Außerdem ist Volker Busch einer der gefragtesten deutschsprachigen Keynote-Speaker, wenn es darum geht, geht die Welt der Neurowissenschaft publikumstauglich zu übersetzen. Seit mehreren Jahren gibt er sein Wissen und seine Erfahrung in Form von Vorträgen, Seminaren und Beratungen an Führungskräfte und Mitarbeiter von Unternehmen, sowie für verschiedene Gruppen oder Einzelpersonen weiter. Viel Spaß mit dem Interview!

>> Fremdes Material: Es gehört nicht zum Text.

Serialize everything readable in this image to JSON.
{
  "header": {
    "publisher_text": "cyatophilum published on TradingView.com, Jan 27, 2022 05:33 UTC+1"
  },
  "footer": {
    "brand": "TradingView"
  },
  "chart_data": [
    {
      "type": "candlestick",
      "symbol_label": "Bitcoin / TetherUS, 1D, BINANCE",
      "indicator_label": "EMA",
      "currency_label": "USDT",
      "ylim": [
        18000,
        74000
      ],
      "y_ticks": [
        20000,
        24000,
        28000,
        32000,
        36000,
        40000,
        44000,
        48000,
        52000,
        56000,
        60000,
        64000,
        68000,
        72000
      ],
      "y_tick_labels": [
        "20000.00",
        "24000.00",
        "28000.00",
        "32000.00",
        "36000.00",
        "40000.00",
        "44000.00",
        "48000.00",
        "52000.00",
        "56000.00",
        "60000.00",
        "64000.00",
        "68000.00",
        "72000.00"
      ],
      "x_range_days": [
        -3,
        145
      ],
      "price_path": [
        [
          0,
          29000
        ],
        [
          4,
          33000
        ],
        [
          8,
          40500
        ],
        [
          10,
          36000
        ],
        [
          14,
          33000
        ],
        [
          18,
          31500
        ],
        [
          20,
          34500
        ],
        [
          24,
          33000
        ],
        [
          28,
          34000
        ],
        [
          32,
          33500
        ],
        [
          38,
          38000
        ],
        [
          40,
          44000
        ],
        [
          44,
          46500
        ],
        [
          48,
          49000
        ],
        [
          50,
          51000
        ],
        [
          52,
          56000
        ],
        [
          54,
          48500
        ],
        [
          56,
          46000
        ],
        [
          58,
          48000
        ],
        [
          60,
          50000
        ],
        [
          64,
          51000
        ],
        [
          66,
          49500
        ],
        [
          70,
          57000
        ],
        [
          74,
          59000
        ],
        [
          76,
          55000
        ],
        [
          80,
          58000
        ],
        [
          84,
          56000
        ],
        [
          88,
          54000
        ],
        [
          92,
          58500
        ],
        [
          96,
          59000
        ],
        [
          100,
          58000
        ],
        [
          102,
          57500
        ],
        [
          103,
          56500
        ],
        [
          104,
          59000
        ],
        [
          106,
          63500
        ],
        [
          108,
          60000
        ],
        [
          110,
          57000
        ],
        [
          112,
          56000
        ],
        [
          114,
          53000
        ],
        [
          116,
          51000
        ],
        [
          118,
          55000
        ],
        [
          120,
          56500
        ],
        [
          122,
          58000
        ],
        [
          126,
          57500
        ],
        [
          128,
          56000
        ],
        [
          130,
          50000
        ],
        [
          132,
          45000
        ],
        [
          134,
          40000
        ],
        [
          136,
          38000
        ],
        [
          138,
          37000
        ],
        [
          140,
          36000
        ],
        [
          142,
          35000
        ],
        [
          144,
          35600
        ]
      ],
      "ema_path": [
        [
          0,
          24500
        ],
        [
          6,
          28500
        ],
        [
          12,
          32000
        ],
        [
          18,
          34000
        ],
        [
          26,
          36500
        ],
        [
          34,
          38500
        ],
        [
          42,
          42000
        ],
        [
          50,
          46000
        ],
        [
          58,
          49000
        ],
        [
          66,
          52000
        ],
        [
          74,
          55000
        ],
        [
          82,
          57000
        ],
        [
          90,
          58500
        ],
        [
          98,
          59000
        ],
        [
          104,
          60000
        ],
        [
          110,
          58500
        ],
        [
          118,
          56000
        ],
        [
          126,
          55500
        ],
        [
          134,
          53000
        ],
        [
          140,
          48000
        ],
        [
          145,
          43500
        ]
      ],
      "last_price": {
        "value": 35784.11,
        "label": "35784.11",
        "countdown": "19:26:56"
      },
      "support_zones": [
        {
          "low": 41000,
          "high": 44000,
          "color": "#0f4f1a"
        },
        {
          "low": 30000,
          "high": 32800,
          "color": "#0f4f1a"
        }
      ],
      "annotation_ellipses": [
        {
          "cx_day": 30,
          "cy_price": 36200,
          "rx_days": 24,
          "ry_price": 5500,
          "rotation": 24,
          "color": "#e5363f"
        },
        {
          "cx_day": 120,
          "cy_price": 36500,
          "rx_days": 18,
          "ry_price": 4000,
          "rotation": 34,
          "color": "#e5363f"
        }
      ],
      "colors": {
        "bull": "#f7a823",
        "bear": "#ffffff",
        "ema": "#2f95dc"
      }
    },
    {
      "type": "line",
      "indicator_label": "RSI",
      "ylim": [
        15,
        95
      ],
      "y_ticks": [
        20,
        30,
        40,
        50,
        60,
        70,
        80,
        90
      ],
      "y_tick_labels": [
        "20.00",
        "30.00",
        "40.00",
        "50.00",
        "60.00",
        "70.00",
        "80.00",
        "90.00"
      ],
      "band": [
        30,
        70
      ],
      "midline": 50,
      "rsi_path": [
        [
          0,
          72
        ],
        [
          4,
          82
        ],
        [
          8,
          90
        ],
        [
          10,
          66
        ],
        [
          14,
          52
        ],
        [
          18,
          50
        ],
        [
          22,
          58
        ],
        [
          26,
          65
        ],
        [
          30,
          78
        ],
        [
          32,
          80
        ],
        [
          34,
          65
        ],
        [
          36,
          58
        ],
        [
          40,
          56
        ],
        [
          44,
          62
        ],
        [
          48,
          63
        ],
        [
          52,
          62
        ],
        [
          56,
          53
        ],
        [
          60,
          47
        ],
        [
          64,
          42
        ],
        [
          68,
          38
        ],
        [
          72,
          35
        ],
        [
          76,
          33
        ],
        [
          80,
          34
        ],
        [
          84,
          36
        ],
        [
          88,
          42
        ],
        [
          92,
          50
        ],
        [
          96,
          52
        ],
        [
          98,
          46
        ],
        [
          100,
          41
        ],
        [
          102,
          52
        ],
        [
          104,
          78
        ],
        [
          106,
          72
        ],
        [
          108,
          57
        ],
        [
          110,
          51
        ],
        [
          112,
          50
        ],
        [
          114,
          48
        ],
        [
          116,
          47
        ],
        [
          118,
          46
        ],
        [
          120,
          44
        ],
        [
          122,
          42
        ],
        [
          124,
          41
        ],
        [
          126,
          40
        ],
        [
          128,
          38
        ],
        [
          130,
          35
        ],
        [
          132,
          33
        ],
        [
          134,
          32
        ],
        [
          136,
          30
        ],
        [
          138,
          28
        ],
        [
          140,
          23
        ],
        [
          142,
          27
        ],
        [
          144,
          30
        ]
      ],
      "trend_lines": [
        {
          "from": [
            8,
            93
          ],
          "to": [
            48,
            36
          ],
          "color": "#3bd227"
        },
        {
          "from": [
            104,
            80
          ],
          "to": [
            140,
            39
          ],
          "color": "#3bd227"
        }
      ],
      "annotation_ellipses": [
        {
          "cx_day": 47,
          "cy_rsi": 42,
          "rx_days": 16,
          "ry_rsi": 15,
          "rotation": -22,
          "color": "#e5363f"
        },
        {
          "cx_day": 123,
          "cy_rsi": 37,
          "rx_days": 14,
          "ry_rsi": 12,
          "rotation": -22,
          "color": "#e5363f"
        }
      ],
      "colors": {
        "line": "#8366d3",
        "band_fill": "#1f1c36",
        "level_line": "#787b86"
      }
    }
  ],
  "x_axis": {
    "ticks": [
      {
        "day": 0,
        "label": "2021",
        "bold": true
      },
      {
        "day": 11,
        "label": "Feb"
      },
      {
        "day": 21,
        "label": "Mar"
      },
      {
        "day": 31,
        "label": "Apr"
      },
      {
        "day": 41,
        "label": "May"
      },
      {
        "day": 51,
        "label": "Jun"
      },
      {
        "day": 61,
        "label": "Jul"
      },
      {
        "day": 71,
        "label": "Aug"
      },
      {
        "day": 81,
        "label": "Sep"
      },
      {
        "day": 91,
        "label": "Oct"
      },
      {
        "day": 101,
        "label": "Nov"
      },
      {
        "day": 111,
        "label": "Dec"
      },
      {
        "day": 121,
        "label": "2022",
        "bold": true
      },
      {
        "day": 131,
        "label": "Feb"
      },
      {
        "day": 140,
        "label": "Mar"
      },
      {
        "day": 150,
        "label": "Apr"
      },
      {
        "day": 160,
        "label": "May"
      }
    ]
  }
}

In diesem Interview findest du Antworten auf die folgenden Fragen:
- Laufen wir Gefahr durch die zunehmende Reizüberflutung unser Gehirn und unseren Körper durch Stress zu überfordern?
- Was sind die größten Fehler, die viele von uns im Hinblick auf Aufmerksamkeitsdefizit und psychischen Stress machen?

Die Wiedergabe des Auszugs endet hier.